By Nisha Chittal, Vox News |

Identity is complicated and she shouldn't have to choose just one. 

This week, presumptive Democratic presidential nominee Joe Biden announced that Sen. Kamala Harris would be his running mate. News outlets heralded the historic nature of her vice presidential nomination, highlighting that she was the first Black woman and the first Asian American woman to achieve this milestone.

For some people, that last part was news: Wait, Harris is Asian American? It prompted much discussion on social and traditional media about Harris’s background and biracial identity as the daughter of an Indian immigrant mother and a Jamaican immigrant father.

Karthick Ramakrishnan, a professor of public policy at the University of California Riverside and founder of AAPI Data, suggested that one of the reasons Harris might be more commonly portrayed as Black in the media is because of America’s history of using the “one-drop rule,” a racist practice that dates back to slavery. 
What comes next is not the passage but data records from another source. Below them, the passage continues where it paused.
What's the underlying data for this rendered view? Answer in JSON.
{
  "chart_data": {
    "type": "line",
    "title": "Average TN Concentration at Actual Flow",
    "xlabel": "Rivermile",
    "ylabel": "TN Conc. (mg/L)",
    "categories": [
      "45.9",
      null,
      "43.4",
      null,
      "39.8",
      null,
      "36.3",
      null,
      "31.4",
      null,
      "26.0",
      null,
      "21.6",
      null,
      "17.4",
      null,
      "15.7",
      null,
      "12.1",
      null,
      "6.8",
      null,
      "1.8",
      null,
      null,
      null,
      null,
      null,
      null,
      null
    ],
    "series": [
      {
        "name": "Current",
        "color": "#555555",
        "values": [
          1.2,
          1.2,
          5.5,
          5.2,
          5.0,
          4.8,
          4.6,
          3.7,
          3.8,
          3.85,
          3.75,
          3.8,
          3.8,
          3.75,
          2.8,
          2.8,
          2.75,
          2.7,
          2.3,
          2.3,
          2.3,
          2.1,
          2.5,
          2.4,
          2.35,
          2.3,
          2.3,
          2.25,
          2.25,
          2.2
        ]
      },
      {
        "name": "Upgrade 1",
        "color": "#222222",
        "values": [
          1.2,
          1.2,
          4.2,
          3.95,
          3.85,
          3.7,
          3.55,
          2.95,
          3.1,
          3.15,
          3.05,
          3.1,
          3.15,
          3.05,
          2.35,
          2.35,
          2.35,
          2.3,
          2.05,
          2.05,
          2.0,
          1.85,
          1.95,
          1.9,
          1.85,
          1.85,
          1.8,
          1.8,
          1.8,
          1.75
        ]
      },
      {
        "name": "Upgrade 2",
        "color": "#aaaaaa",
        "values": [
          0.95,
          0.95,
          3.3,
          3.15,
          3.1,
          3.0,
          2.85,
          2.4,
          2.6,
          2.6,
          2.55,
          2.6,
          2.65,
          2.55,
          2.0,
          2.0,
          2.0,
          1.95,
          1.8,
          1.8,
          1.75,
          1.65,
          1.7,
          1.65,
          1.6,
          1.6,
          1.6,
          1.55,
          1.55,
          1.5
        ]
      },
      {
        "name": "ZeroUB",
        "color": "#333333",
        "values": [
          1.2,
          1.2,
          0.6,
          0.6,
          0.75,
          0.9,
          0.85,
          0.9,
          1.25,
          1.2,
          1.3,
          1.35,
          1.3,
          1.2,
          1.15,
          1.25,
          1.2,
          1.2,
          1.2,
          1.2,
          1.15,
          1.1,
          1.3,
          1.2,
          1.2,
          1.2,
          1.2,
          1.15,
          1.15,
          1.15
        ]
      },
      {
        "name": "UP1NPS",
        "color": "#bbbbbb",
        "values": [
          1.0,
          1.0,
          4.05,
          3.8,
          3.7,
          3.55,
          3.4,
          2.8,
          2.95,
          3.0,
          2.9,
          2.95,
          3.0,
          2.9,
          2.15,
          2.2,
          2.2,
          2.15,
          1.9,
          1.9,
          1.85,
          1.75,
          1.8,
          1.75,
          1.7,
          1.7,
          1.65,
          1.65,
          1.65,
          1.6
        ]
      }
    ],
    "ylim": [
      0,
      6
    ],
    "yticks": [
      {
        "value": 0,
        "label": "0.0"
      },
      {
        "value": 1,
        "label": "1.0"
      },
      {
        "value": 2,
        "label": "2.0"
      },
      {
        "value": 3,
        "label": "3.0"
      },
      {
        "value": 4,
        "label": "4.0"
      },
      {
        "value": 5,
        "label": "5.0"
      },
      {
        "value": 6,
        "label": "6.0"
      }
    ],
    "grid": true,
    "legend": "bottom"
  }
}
“When you had someone who is the son or daughter of a Black person and a white person in the South, they would have been considered a slave and not a free person, and that legacy continued on through Jim Crow. They would not have the same rights as white people if you had even ‘one drop’ of Black blood. So that legacy is still very powerful; it affects not only how white people or American society in general think of Black folks but also how Black folks think of themselves,” Ramakrishnan told Vox.

Harris’s nomination also has the potential to mobilize South Asian American voters. A recentPew analysis of Census Bureau data from 2000 to 2020 found that Asian American voters are the fastest-growing racial or ethnic group in the US electorate, with 11 million Asian Americans eligible to vote this November. And according to Ramakrishnan, Harris’s nomination could inspire more Indian Americans to run for office; it could also make it harder for the Trump campaign to win support from Indian American voters and donors.